Journal Staff Writer
PROVIDENCE — A routine traffic infraction in Dillon, S.C., led to the apprehension of Kelbyn Ramirez, an illegal immigrant from the Dominican Republic who is wanted on a charge that he killed a man in South Providence, according to law enforcement authorities.
Ramirez, a convicted drug dealer who the Providence police have said entered the United States illegally, was a passenger in a southbound Lincoln Navigator sport-utility vehicle bearing temporary Rhode Island license plates that was stopped by a deputy sheriff for following a car too closely on an interstate highway.
The deputy sheriff, according to a report by the Dillon County Sheriff’s Office made public yesterday, found that the driver was not carrying an operator’s license or a vehicle registration.
The driver and the passenger allegedly were unclear about one another’s names and contradicted one another in answering questions about their relationship and the origin of their trip, and by inquiring further, deputies said they learned that both men lied about their identities.
Using a drug-sniffing dog, deputies said they discovered four pounds of marijuana wrapped in a towel in a duffel bag inside the SUV.
In an unrelated slaying in South Providence, David Mello yesterday was arraigned in Rhode Island District Court and ordered held without bail on three charges in connection with the shooting death of Marc Quintal on Aug. 15.
Ramirez’s identity was confirmed by an examination of his fingerprints, according to Providence police Maj. Stephen Campbell. The traffic stop occurred July 17, but Ramirez’s apprehension was not disclosed by the Providence police until Thursday. It was not immediately clear if the delay was due to the time it took to confirm Ramirez’s identity.
The driver, who offered a Florida identification card saying that he was Luis Venecio Payano Jr., turned out to be Luis A. Ortiz, 23, of 21 Bellevue Ave., in the West End of Providence, according to the sheriff’s office. The passenger said he was Omar J. Rivera of Chad Brown Street, Providence, but he actually is Ramirez, whose last known address is 479 Potters Ave., in the Elmwood section, according to Rhode Island and South Carolina authorities.
The sheriff’s office seized the SUV and charged Ortiz with drug possession.
Ramirez is named in an arrest warrant accusing him of murder in the May 14 shooting death of an acquaintance, Aneuris Caceres, 21, of 135 Colfax St., South Providence, in what the police described as a senseless street argument.
In the more recent slaying of Quintal, a state prosecutor yesterday told Rhode Island District Court Judge Frank J. Cenerini that Quintal’s death was the result of a drug transaction that was arranged by Mello and David Rocha — who was not otherwise identified — at Fall River District Court on Aug. 13.
With Quintal driving, Rocha and two other men traveled to South Providence on Aug. 15 and, as directed by Mello in a cell-phone conversation, parked in the driveway of a house at Pearl and Hayward streets.

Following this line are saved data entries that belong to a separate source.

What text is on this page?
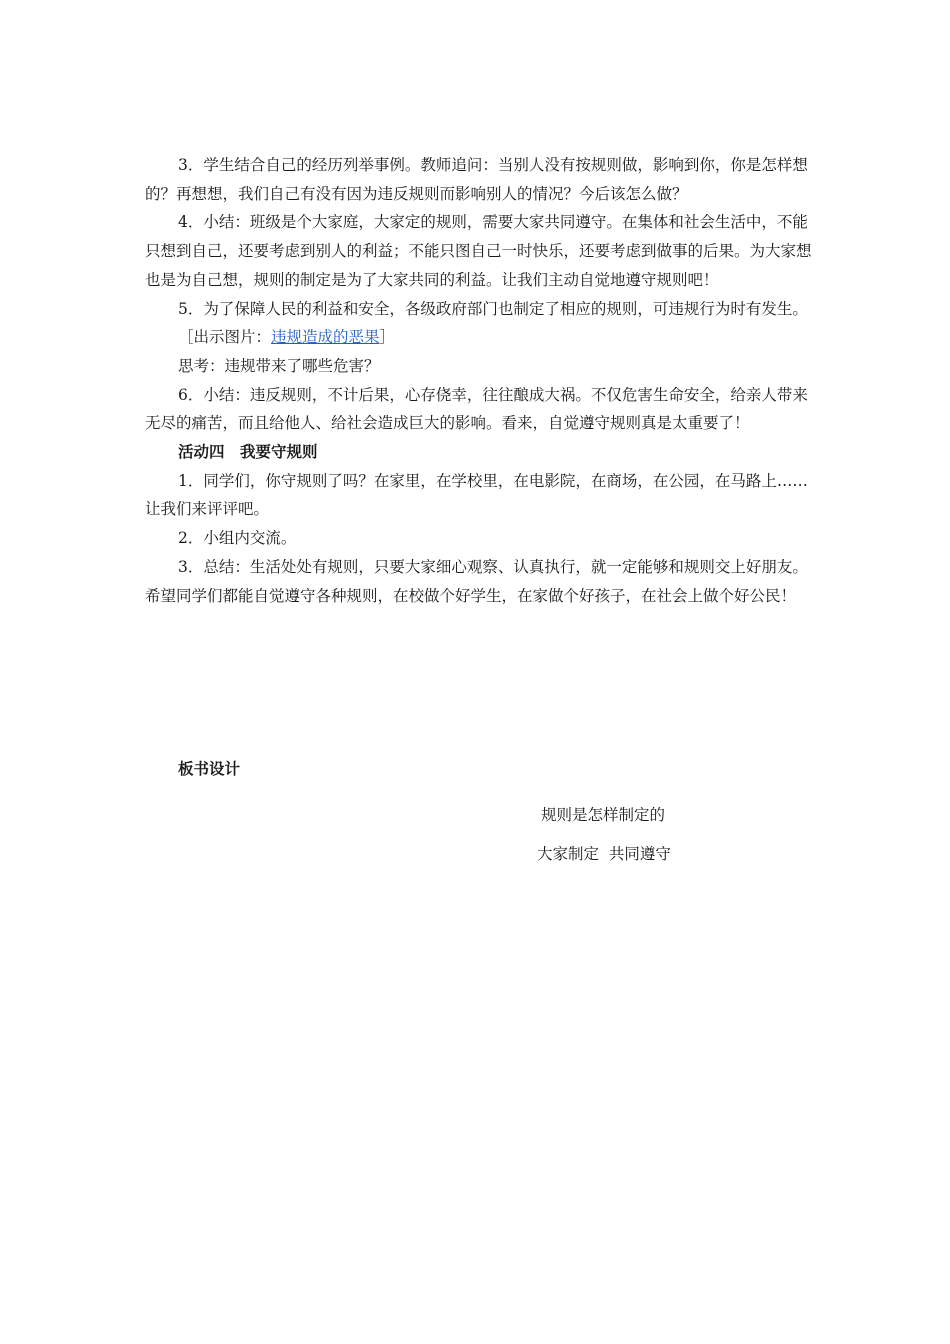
3．学生结合自己的经历列举事例。教师追问：当别人没有按规则做，影响到你，你是怎样想的？再想想，我们自己有没有因为违反规则而影响别人的情况？今后该怎么做？

4．小结：班级是个大家庭，大家定的规则，需要大家共同遵守。在集体和社会生活中，不能只想到自己，还要考虑到别人的利益；不能只图自己一时快乐，还要考虑到做事的后果。为大家想也是为自己想，规则的制定是为了大家共同的利益。让我们主动自觉地遵守规则吧！

5．为了保障人民的利益和安全，各级政府部门也制定了相应的规则，可违规行为时有发生。

［出示图片：违规造成的恶果］

思考：违规带来了哪些危害？

6．小结：违反规则，不计后果，心存侥幸，往往酿成大祸。不仅危害生命安全，给亲人带来无尽的痛苦，而且给他人、给社会造成巨大的影响。看来，自觉遵守规则真是太重要了！

活动四　我要守规则

1．同学们，你守规则了吗？在家里，在学校里，在电影院，在商场，在公园，在马路上……让我们来评评吧。

2．小组内交流。

3．总结：生活处处有规则，只要大家细心观察、认真执行，就一定能够和规则交上好朋友。希望同学们都能自觉遵守各种规则，在校做个好学生，在家做个好孩子，在社会上做个好公民！

板书设计
规则是怎样制定的
大家制定  共同遵守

Mello and Sylvester Moses, both 20, whose last known addresses were in Providence, then approached the car with drawn handguns in an alleged robbery attempt.
Mello had a small black revolver and Moses, a large semiautomatic pistol, witnesses said, and, according to the authorities, Quintal was shot in the back. A projectile consistent with a 22-caliber weapon was recovered.
Mello faces three felony charges: murder, first-degree robbery and using a firearm in the commission of a crime of violence. He entered no plea to the felonies, as is customary in District Court, and was ordered held without bail on those counts.
In addition, he is alleged to be a violator of the conditions of bail set by Superior Court on two counts of felony assault last year and a violator of the conditions of probation for a misdemeanor adjudicated in District Court.
He is scheduled for a bail hearing as well as hearings on the alleged violations of probation and the prior bail on Sept. 7.
Moses, who is named in an arrest warrant charging him with murder, remains at large.
Michael Gomes, 21, whose last known address is 7 Whelan Rd., in the Hartford Park housing project, was arraigned yesterday on a charge of assault with a dangerous weapon in connection with a stabbing in April. State and federal agents arrested Gomes when they arrested Mello in a North End tenement Thursday.
Cenerini set bail of $30,000 with surety for Gomes but ordered him held as an alleged violator of probation on a 2006 drug conviction, according to the police.